Wednesday, December 17, 2008

Ignorance

Among the many books in my library, there resides a text entitled The Encyclopedia of Ignorance. Promising “everything you ever wanted to know about the unknown”, this narrow volume celebrates the horizons of knowledge: the more we know, the more we discover we don't know. A book about science, it teaches a lesson about life.

Horizons have a wonderful power. Imagine being as the center of a sphere, the reach of experience (being in the world) as the radius of that sphere. The surface of the sphere: that is the horizon. All that encounters being is ready to hand, just within reach.
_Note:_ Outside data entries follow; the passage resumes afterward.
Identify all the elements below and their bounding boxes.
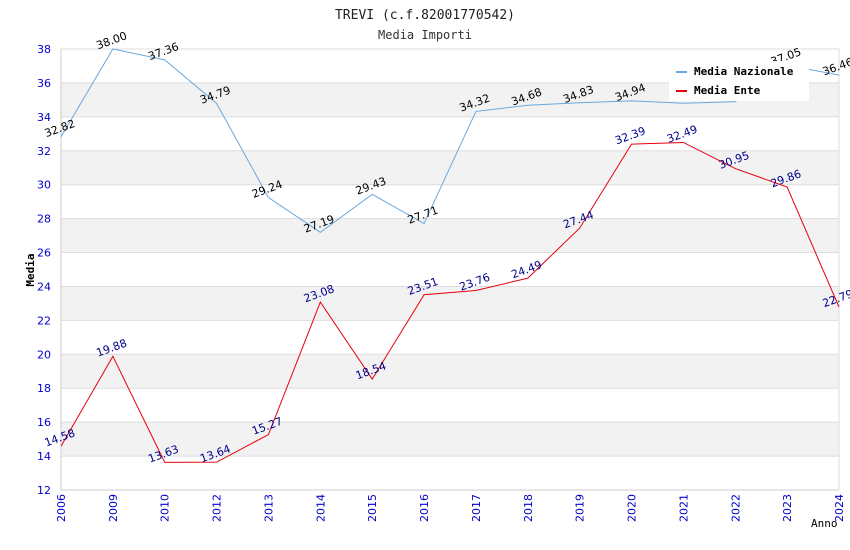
grid-band bbox=[61, 286, 839, 321]
grid-lines bbox=[60, 48, 840, 491]
x-axis-ticks: 2006 2009 2010 2012 2013 2014 2015 2016 2017 2018… bbox=[55, 494, 846, 522]
grid-band bbox=[61, 218, 839, 253]
x-tick-label: 2013 bbox=[262, 494, 275, 522]
x-tick-label: 2017 bbox=[470, 494, 483, 522]
y-tick-label: 36 bbox=[37, 77, 51, 90]
x-axis-label: Anno bbox=[811, 517, 838, 530]
y-axis-label: Media bbox=[24, 253, 37, 286]
x-tick-label: 2012 bbox=[211, 494, 224, 522]
grid-band bbox=[61, 320, 839, 355]
y-tick-label: 24 bbox=[37, 280, 51, 293]
grid-band bbox=[61, 252, 839, 287]
x-tick-label: 2006 bbox=[55, 494, 68, 522]
x-tick-label: 2018 bbox=[522, 494, 535, 522]
y-tick-label: 22 bbox=[37, 314, 51, 327]
y-tick-label: 38 bbox=[37, 43, 51, 56]
x-tick-label: 2016 bbox=[418, 494, 431, 522]
grid-band bbox=[61, 456, 839, 490]
x-tick-label: 2019 bbox=[574, 494, 587, 522]
grid-band bbox=[61, 388, 839, 423]
y-tick-label: 32 bbox=[37, 145, 51, 158]
grid-bands bbox=[61, 49, 839, 490]
y-tick-label: 30 bbox=[37, 179, 51, 192]
series-line-media-ente bbox=[60, 141, 840, 463]
y-tick-label: 14 bbox=[37, 450, 51, 463]
legend-label: Media Ente bbox=[694, 84, 761, 97]
y-tick-label: 28 bbox=[37, 213, 51, 226]
y-tick-label: 26 bbox=[37, 247, 51, 260]
x-tick-label: 2010 bbox=[159, 494, 172, 522]
series-group bbox=[60, 48, 840, 463]
series-line-media-nazionale bbox=[60, 48, 840, 233]
legend: Media Nazionale Media Ente bbox=[669, 61, 809, 101]
x-tick-label: 2021 bbox=[677, 494, 690, 522]
y-tick-label: 34 bbox=[37, 111, 51, 124]
y-tick-label: 18 bbox=[37, 382, 51, 395]
legend-label: Media Nazionale bbox=[694, 65, 794, 78]
chart-title: TREVI (c.f.82001770542) bbox=[335, 8, 515, 23]
grid-band bbox=[61, 422, 839, 457]
grid-band bbox=[61, 354, 839, 389]
chart-subtitle: Media Importi bbox=[378, 28, 472, 42]
x-tick-label: 2022 bbox=[729, 494, 742, 522]
x-tick-label: 2014 bbox=[314, 494, 327, 522]
grid-band bbox=[61, 184, 839, 219]
legend-box bbox=[669, 61, 809, 101]
x-tick-label: 2024 bbox=[833, 494, 846, 522]
x-tick-label: 2015 bbox=[366, 494, 379, 522]
x-tick-label: 2023 bbox=[781, 494, 794, 522]
y-tick-label: 12 bbox=[37, 484, 51, 497]
x-tick-label: 2009 bbox=[107, 494, 120, 522]
x-tick-label: 2020 bbox=[626, 494, 639, 522]
grid-band bbox=[61, 116, 839, 151]
y-axis-ticks: 12 14 16 18 20 22 24 26 28 30 32 34 36 38 bbox=[37, 43, 51, 497]
y-tick-label: 16 bbox=[37, 416, 51, 429]
y-tick-label: 20 bbox=[37, 348, 51, 361]
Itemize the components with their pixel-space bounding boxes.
What lies beyond, is not simply unknown, but the unknown unknown, a virtual space uncoupled with the being that is here.

The horizon, however, now that's something else entirely. At the surface of the sphere, all possibilities rest. The area in which the virtual and the actual meet, the horizon is where all that we hold as known discloses all that we may hold as unknown.

Take up new knowing, extend one's reach, extend the sphere, and watch as the horizon recedes: the area of ignorance stretches with the elasticity of a soap bubble, blown slowly... slowly... tenderly outward. With each addition to that equipment we call knowledge, the surface area of ignorance multiplies.

To expand one's horizons is to celebrate the growth of one's ignorance. Stretch out your limbs, reach to the furthest point around you. Just at the very edge of your fingertips... those oh so sensitive organs of touch. Do you feel it? That iridescent, insubstantial horizon?